The company had a net loss of Rs 12.20 crore during the April-June quarter of the previous fiscal, Raymond said in a regulatory filing.
Its revenue from operations was down 88.63 percent to Rs 163.16 crore during the quarter under review as against Rs 1,435.12 crore in the corresponding period of the previous fiscal.
Raymond’s total expenses were at Rs 543.87 crore in Q1/FY 2020-21, down 63.26 percent from Rs 1,480.51 crore a year ago.
“Q1 FY21 performance was impacted as foreknown due to continuous lockdown amidst COVID pandemic,” said Raymond in a press statement.
According to the company, during lockdown 1.0 and 2.0, its retail stores remained closed and gradually reopened from lockdown 3.0 onwards with easing of restrictions.
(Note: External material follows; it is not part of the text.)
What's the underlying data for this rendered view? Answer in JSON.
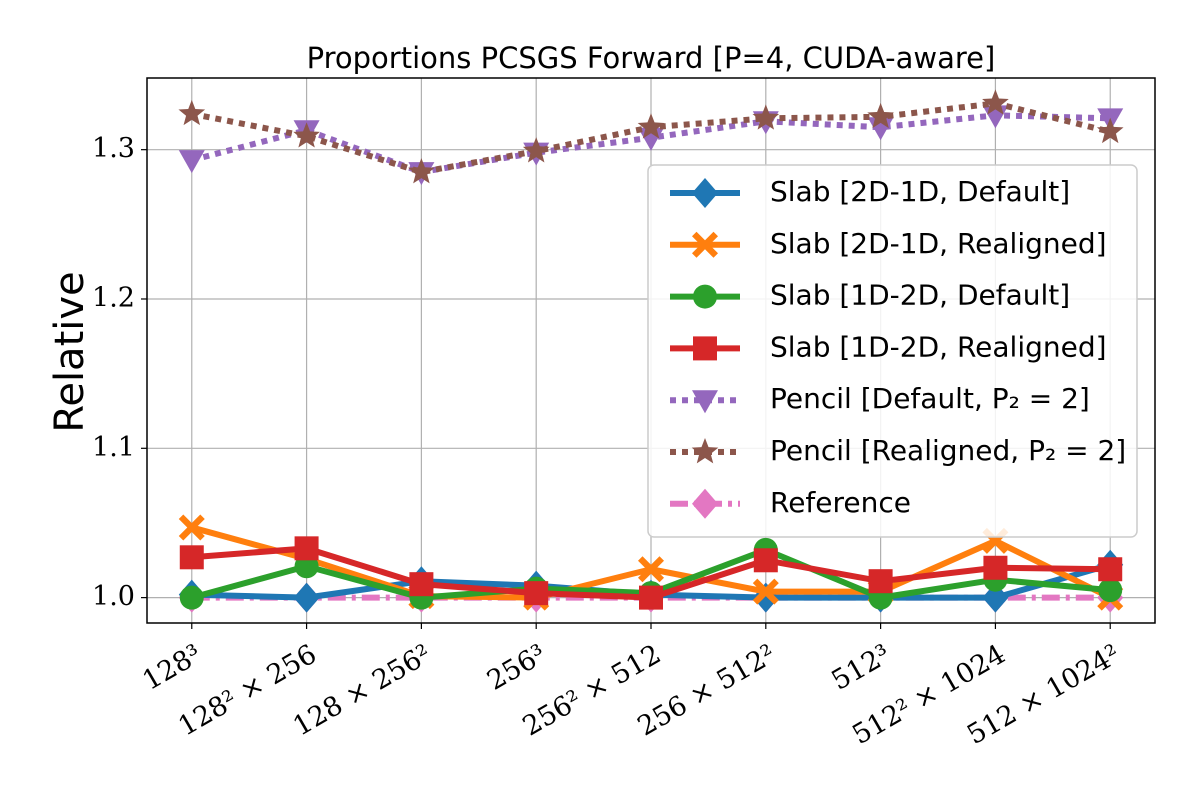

Its 95 percent of store network spread across over 600 towns and cities are operational. Moreover, consumer demand is back to 50 percent of previous year levels in our The Raymond Shop (TRS) network, it added.
Commenting on the performance, Gautam Hari Singhania, CMD, Raymond said, “Raymond’s expansive retail network remains key to the business and it is re-assuring to see that over 95 per cent of our retail stores are now operational. While tiding through the tough times, managing effective cash flows through significant cost reduction coupled with maintaining liquidity levels and debt reduction have been the highlights of the quarter.”
It’s revenue from textile was down 97.23 percent to Rs 16.58 crore as against Rs 600.34 crore of the corresponding quarter.
While, revenue from shirting was down 96.82 percent to Rs 5.52 crore as against Rs 174.09 crore of Q1/FY 2019-20.
“Textile and apparel industry has been impacted due to lockdown and related lower consumer demand, primary sales as well as secondary sales were impacted in Q1,” said Raymond.
Its revenue from garmenting was down 47.58 percent to Rs 99.73 crore as against Rs 190.26 crore.
While Raymond’s revenue from other segment such as tools and hardware was at Rs 20.25 crore, Rs 21.03 crore from auto components and Rs 4.73 crore from real estate and development of property.
With ease in restrictions now, the company is witnessing that consumer sentiment is gradually picking up across the country, Singhania added.
“As we move closer to the festive and wedding season, it is expected that the increased consumer spending will bring in the much needed recovery,” he said.